I don’t dislike Singh, nor Mulcair or Layton. They have a few good ideas. But the NDP comes across as Liberal junior partners on some levels. The party may have some compassion, but sometimes struggle with fundraising, budgets (like all parties these days, to be fair), some social intolerance, and getting their views in the news.

Which to me translates into the continued stranglehold the Liberals and CPC have on our politics to the detriment of us all (unless your rich or a landlord).

Anyone else watching Wab Kinew being sworn in as the 25th Premier of Manitoba.

First indigenous Premier. What an amazing ceremony they put together. Awesome.

A great day for this country.

Minor correction: Kinew is the first First Nations premier, not the first indigenous premier. John Norquay of Manitoba was Métis.

Kinew is charismatic. And there aren’t many politicians who admit they made mistakes. Good on Manitoba for choosing him.

I have to state my opposition to Legault’s “plan” for English Québec universities. Short-sighted. Will hurt their economy and reputation. And it might well make the rationalizing non-problem worse, since it will mean more foreign students and fewer Canadian ones. I hope the federal government grows some spine here and student and faculty federations respond too. Legault my egault.
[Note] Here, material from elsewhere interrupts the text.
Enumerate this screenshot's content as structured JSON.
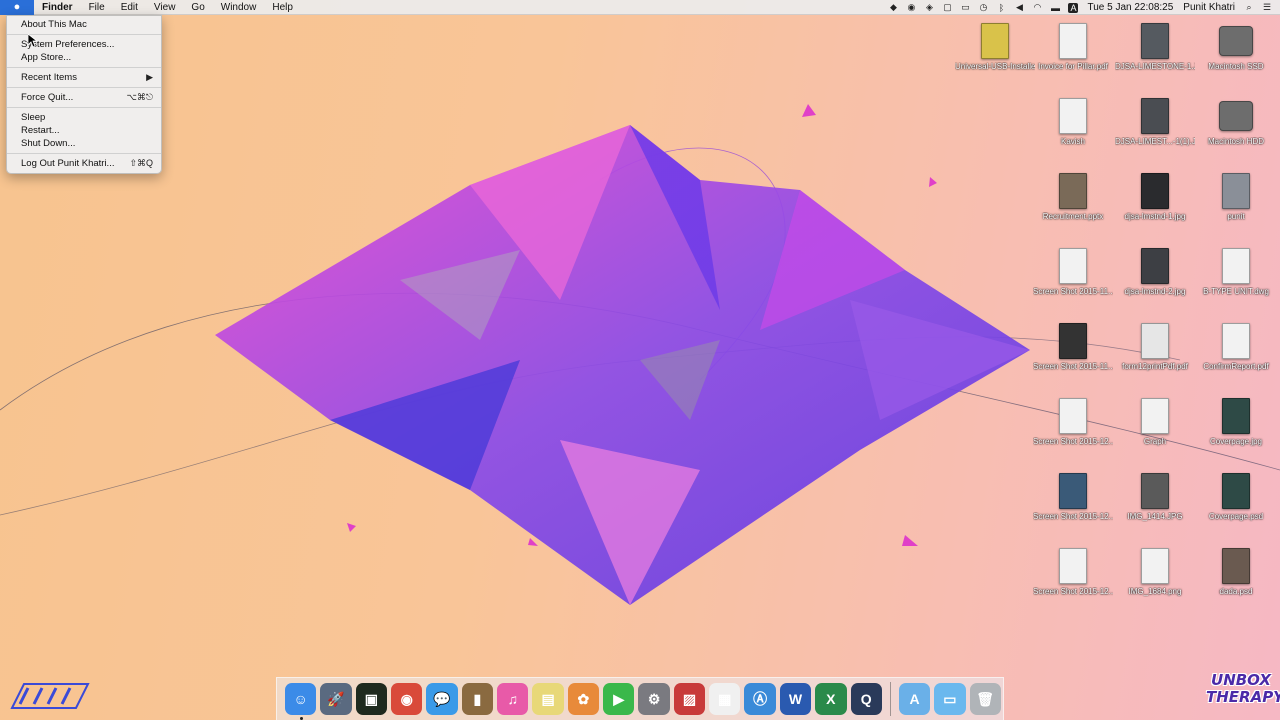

Apparently their legislature launched the Act last Dec. (within a United Canada Act)
Interesting to see what would come of this if “push came to shove”.

Saskatchewan has also threatened to stop remitting the carbon tax. This is blowback from Trudeau announcing that the carbon tax would be eliminated for eastern heating oil, but not for anyone else. Just last year Alberta was told that a key principle of the carbon tax is that everyone pays it, and there can be no exceptions. Except, I guess, when people whose vote you need start complaining.

The western provinces are serious. The Federal Government’s Net-zero by 2035 plan is simply not feasible on the prairies, and trying to achieve it would break us. So it’s not going to happen, and if Trudeau keeps trying to force the issue he’s going to wind up triggering a constitutional crisis.

Danielle Smith is going to have a hard time fighting anything if she keeps giving all your money to tv and radio stations to play commercials about how the rest of us are going to face blackouts.

If we try for net zero by 2035, we WILL be facing blackouts. Alberta has almost no power sources other than natural gas, a bit of coal, and some wind and solar, both of which are fairly useless here. And our grid partners are in the same boat.

We need to build more natural gas plants in the short term, and nuclear in the longer term.

Don’t forget Youtube! I have to admit that I’m surprised by the media blitz in Ontario from the government of Alberta.

I’ve noticed that Hydro One has started counter-propaganda around here, with ads that basically say, “Hey, don’t worry, we’ve got things in hand.” They don’t explicitly call out Alberta’s bullshit, but with the timing of it all, it’s pretty clear what they’re doing.